@Zarkonnen I think for a lot of strategy games, my mistakes are cumulative, but loss is sudden. So I don't realise what mistakes I've made till I just suddenly get overwhelmed, or fall behind.
So I'm often restarting the the mission/game over to try and do each bit better, or try a different strategy.
I don't *hate* that, I like the fresh start, I just think there is often no feedback on where you've gone wrong.
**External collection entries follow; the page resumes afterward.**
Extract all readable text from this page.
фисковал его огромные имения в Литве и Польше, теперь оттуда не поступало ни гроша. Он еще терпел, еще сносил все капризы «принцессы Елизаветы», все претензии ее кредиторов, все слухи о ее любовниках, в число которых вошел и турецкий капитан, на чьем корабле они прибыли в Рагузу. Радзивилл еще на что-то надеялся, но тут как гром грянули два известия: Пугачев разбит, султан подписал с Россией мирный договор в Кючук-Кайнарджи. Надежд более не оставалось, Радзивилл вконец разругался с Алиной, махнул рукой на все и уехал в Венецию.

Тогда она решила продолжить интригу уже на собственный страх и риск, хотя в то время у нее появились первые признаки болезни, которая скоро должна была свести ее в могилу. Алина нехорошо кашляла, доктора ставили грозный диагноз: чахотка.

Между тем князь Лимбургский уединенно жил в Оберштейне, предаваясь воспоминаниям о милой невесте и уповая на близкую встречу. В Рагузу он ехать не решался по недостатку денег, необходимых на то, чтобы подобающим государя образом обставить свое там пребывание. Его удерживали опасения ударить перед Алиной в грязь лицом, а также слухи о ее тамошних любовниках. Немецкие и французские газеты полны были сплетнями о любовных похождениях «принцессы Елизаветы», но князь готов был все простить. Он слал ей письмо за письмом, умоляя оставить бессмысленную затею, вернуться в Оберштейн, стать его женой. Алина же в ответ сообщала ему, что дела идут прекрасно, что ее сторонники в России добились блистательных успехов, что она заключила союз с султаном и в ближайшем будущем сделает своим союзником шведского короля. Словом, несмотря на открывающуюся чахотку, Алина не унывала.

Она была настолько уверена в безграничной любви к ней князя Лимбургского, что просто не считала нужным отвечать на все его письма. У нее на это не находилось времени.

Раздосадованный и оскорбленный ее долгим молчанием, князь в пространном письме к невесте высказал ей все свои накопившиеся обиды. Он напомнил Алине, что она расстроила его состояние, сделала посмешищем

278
Suddenly you see "oh I have no way to win here" and thats it.
@Zarkonnen I kind of love and hate the approach mindustry takes.
I kind of always play to the bitter end, as things usually go badly pretty quickly.
But I do a lot of pause scumming (pausing the game to place a lot stuff quickly) and that is a habit I really should resolve to have more fun in a game.
However when you loose a map, the game does not put you to square one. A lot of stuff will be destroyed, but your schematics and some of the buildings survive, so you only loose some progress.
@Zarkonnen Depends on the game and why I'm playing. Almost never play to the bitter end though lol.
But if it's my first time running a certain mission I'll definitely hang on longer so I can learn more about what I'm up against. On the other hand, if it's a game I've been playing for years then I probably have something very specific that I'm trying to do on this run so I'm more likely to restart if it doesn't go perfectly (but probably won't bother to save at all if it's a game I've already beaten.) And if I keep losing then I'll start saving more often and reloading the instant something doesn't go as planned, while on my first few runs I'm more likely to keep going if I think I have any chance at all.
I like to reload if a gambit failed. I don't think I'd enjoy a game if I couldn't safely try some risky move without having to start all over again if it fails.
Then again, I'm someone with poor impulse control and atrocious strategic insight.